Dias de Notícias

Notícias escritas e assinadas por mim, Marcelo Dias, a partir de 1998.

quinta-feira, agosto 13, 1998

O inocente volta às ruas

Acusado de estupro e tachado de monstro, Gilberto passou 5 dias na cadeia

NATIVIDADE (Extra) - O biscateiro Gilberto Emilce dos Santos, de 22 anos, recuperou a liberdade ontem à noite. Gilberto passou cinco dias preso na delegacia de Natividade como suspeito de ter assassinado a menina Índila Freitas da Silva, de 8 anos, estuprada e morta, quinta-feira passada, em Itaperuna. O pesadelo dele começou na tarde de sábado, na delegacia de Itaperuna, e terminou na terça-feira, com a prisão do verdadeiro culpado, Adriano da Silva.

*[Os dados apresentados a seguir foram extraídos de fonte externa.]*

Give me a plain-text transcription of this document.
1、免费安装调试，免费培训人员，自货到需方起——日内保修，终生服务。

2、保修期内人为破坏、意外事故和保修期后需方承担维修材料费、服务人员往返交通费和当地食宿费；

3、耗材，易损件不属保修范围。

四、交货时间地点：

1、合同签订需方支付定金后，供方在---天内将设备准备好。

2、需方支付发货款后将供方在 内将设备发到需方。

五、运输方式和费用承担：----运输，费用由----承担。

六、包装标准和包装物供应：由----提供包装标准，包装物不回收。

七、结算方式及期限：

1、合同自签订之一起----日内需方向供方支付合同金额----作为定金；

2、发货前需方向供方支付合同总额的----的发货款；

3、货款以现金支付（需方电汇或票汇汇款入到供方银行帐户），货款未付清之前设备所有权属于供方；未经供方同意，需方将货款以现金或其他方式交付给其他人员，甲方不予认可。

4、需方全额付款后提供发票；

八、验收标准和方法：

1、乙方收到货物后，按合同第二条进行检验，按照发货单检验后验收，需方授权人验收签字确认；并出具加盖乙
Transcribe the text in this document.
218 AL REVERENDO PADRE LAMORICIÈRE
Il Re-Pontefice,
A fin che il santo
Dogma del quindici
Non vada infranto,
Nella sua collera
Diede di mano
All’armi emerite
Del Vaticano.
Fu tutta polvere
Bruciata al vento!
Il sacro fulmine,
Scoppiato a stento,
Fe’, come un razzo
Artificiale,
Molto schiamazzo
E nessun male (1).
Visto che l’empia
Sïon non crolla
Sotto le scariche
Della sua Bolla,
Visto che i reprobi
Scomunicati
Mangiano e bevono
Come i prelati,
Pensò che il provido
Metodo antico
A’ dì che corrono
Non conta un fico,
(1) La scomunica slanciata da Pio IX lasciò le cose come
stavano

O rapaz só respirou aliviado depois que teve sua inocência confirmada ao apertar a mão do pai de Índila, o caminhoneiro Ademário Batista da Silva, durante o reconhecimento de Adriano, no 29 BPM.

Sorridente, de monstro definitivamente Gilberto não tem nada. Jeitão simples, típico de quem é da roça, ele agora só quer esquecer o drama de pagar por algo que não fez. Boa praça, cumprimentou todos os policiais e detentos da 140 DP. Nem parecia o mesmo sujeito que quase foi linchado por cerca de 300 pessoas, em Itaperuna. A tragédia só foi evitada porque o delegado da cidade, Murilo Montanha, o transferiu para a carceragem de Natividade.

- O pai da menina me pediu desculpas ontem (anteontem). Disse que estava nervoso quando afirmou que fui eu que matei sua filha - contou.

Apesar do medo que sentiu quando chegou ao xadrez, ele diz que não pretende processar o estado por ter sido acusado e apresentado à população como o assassino de Índila. O temor, no entanto, desapareceu dentro da própria cela. Dos 28 presos da delegacia de Natividade, 21 são evangélicos. A maioria está presa por furto e homicídio:

- A polícia fez o seu trabalho e eu faria a mesma coisa também. Imaginava que encontraria o pior na cadeia. No início, alguns ficaram nervosos por causa dessa história, mas, depois, viram que não fui eu e me deram apoio. Eles até me emprestaram roupas, sabonete e cobertor. Agora tenho uma nova família em Natividade.

Gilberto não pretende voltar tão cedo para casa, na Fazenda Jaboticaba. Magoado com a acusação, ele irá para a casa de um tio, em Bom Jesus de Itabapoana.

Pais temiam linchamento

Feliz com a liberdade de Gilberto, o casal de lavradores Teresinha e José dos Santos Carvalho contou a angústia de ver o filho atrás das grades. Com lágrimas nos olhos, dona Teresinha disse que deixou de comer com medo de ser atacada pelo mesmo grupo que tentou linchar o rapaz:

- Fiquei muito triste. Chorei muito porque ele não fez nada. Tínhamos medo de alguém vir aqui e bater na gente. Deixei até de me alimentar. Ele é um menino muito bom. Sempre o ensinei a não arranjar confusão na rua. Agora estou muito alegre porque ele saiu da cadeia.

Acompanhando o drama de Gilberto desde o início, seu José lembra cada detalhe do que aconteceu nestes cinco dias. Desde o momento em que soube da acusação pelo assassinato de Índila até a apresentação do verdadeiro criminoso, no 29 BPM. Sem saber o que fazer, ele até aconselhou o filho a não ir à delegacia:

- Falei para ele não ir por que não tinha nada a ver com isso. Mas ele é decidido e queria acabar logo com isso.

O nome de Gilberto chegou à polícia na noite de sexta-feira, quando uma equipe da delegacia de Itaperuna foi à sua casa, na Fazenda Jaboticaba.

- A gente não sabia que o Gilberto estava na casa de uma amiga, que é enrabichada com ele. Pensamos que ele tinha ido à delegacia, mas não estava lá. Só o encontramos no sábado, por volta de uma da tarde. Nesse tempo, o procurei junto com os policiais, que chegaram a me levar para a casa dos pais da menina para que me reconhecessem - contou.

A angústia dos pais de Gilberto começou no momento da prisão. Segundo o lavrador, o rapaz foi ameaçado fisicamente:

- A polícia até o ameaçou. Isso machuca a gente. Esse foi o maior sofrimento que já enfrentamos. É duro ver o seu filho levado para a cadeia com todas aquelas pessoas fazendo injúrias. Não foi fácil.

O alívio definitivo veio terça-feira, no Batalhão de Itaperuna, onde o pai de Índila, Ademário Batista Silva, reconheceu o assassino da filha.